Di, Sip, and Ricky take some riot-squad-looking cops and go on Rescue the Little Girl, Version 2.0. It's all very gritty, lots of yelling. Tito holds a knife to the little girl and screams, "They think I took you! Took your daddy at his word and look what it got me in!" Ricky drops his gun and makes horsie noises: "Whoa, whoa." Di comforts the little girl. They remind Tito that Junkie Guy is "not the pope," and that Tito isn't automatically shackled with kidnapping charges. He gives the little girl up, and after a gentle reminder, drops the knife. Whew.
Di, Sip, and Ricky come in and meet Fancy just leaving the washroom, drying his hands. Yay, hygiene. They tell him about the little girl, and say they're going to let her see her dad before calling child services. Sip makes worried, Theo-related phone call number one million, and everyone notices. This show is subtle, ain't it?
Di leads the little girl in to see Junkie Guy. She has a bunny. She's not so happy to see her Junkie Guy dad. Wonder why. He acts happy to see her, though. Then he swears that "this time [he's] going to get it together, starting right now!" Ricky says, "You do that."
Di's off to meet with Denby.

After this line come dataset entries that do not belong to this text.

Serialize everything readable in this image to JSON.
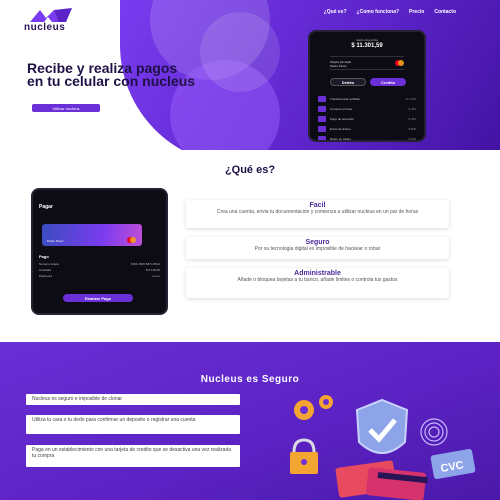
{
  "brand": {
    "name": "nucleus"
  },
  "nav": {
    "items": [
      "¿Qué es?",
      "¿Como funciona?",
      "Precio",
      "Contacto"
    ]
  },
  "hero": {
    "title": "Recibe y realiza pagos en tu celular con nucleus",
    "cta": "Utilizar nucleus"
  },
  "phone1": {
    "balance_label": "Saldo disponible",
    "balance": "$ 11.301,59",
    "card_label": "Tarjeta principal",
    "card_name": "Pedro Perez",
    "tabs": [
      "Debito",
      "Credito"
    ],
    "items": [
      {
        "label": "Transferencia recibida",
        "amount": "$ 1.200"
      },
      {
        "label": "Compra en linea",
        "amount": "$ 450"
      },
      {
        "label": "Pago de servicios",
        "amount": "$ 320"
      },
      {
        "label": "Envio de dinero",
        "amount": "$ 800"
      },
      {
        "label": "Retiro en cajero",
        "amount": "$ 500"
      }
    ]
  },
  "que_es": {
    "title": "¿Qué es?",
    "phone": {
      "header": "Pagar",
      "card_name": "Pedro Perez",
      "section": "Pago",
      "rows": [
        {
          "label": "Numero tarjeta",
          "value": "5454 4545 6874 8612"
        },
        {
          "label": "Cantidad",
          "value": "$ 5.118,95"
        },
        {
          "label": "Password",
          "value": "••••••••"
        }
      ],
      "button": "Realizar Pago"
    },
    "features": [
      {
        "title": "Facil",
        "desc": "Crea una cuenta, envia tu documentación y comienza a utilizar nucleus en un par de horas"
      },
      {
        "title": "Seguro",
        "desc": "Por su tecnologia digital es imposible de hackear o robar"
      },
      {
        "title": "Administrable",
        "desc": "Añade o bloquea tarjetas a tu banco, añade limites o controla tus gastos"
      }
    ]
  },
  "seguro": {
    "title": "Nucleus es Seguro",
    "items": [
      "Nucleus es seguro e imposible de clonar",
      "Utiliza tu cara o tu dedo para confirmar un deposito o registrar una cuenta",
      "Paga en un establecimiento con una tarjeta de credito que se desactiva una vez realizada tu compra"
    ],
    "illustration_text": "CVC"
  },
  "colors": {
    "purple": "#6a2fd6",
    "dark": "#1f1145"
  }
}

She'll let Ricky know how it goes. Should Ricky come with? No, that's all right. And no, she doesn't have a past with Denby! Ricky watches her go downstairs, and they exchange a meaningful glance. Mmm-HMM!

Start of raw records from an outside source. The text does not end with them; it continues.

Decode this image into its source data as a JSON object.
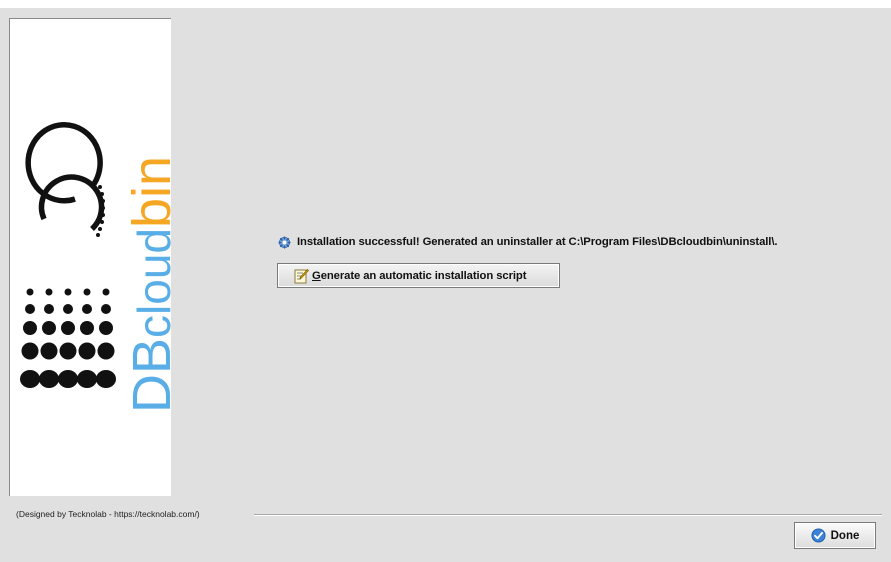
{
  "brand": {
    "logo_text_dark": "DB",
    "logo_text_cloud": "cloud",
    "logo_text_bin": "bin",
    "colors": {
      "dark": "#111111",
      "cloud": "#5aaee8",
      "bin": "#f5a623"
    }
  },
  "status": {
    "icon": "gear-icon",
    "message": "Installation successful! Generated an uninstaller at C:\\Program Files\\DBcloudbin\\uninstall\\."
  },
  "actions": {
    "generate_script": {
      "icon": "script-edit-icon",
      "mnemonic": "G",
      "label_rest": "enerate an automatic installation script"
    }
  },
  "footer": {
    "credits": "(Designed by Tecknolab - https://tecknolab.com/)",
    "done": {
      "icon": "check-circle-icon",
      "label": "Done"
    }
  },
  "colors": {
    "window_bg": "#e0e0e0",
    "accent_blue": "#3b82d8"
  }
}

A fake package delivery place, CitiWide, is where we're at. Denby works there. He calls her visit a "generous gesture," and refers to the package warehouse as "purgatory, a final resting place for packages that can't fulfill their destiny." God, what a windbag. Di says that it would be good for him to learn some humility and he says, "Physical labor clears the mind." Has it started on you, yet, Denby? He goes on to say that "being sober is a blessing," and that he "prefers to make [his] amends in person," unless Di came because she has two tickets to La Traviata (which I'll take as a shout-out because that is my favorite opera). He adds that seeing Di through "clear eyes..." pause, move in close "...[she is] quite a beautiful woman." Oh, Scott CO-hen, you rake. Tee hee. Di moves away and gets down to business. They need to talk to Denby's gal pal. Denby ignores her request and comments that his follow-through needs work. "All shut down, in your prime? That's not healthy! You are a woman with strong, unmet needs, and I am graciously offering my services." All over the country, Scott Cohen fans scream, "ME FIRST!" Whether my voice was among the chorus is unimportant. Oh, okay, he's got me. God damn it. Di says she can't stand him, and he says, "Exactly. That's what would make this so damn fun." Wow, he is SUPER bad. Di says screw you, and Denby says the girl's name is Lauren and he'll see what he can do to locate her if she comes by tomorrow. Di flips him a half-bird and stalks off. Denby yells, "I LOVE YOU!" Ahr.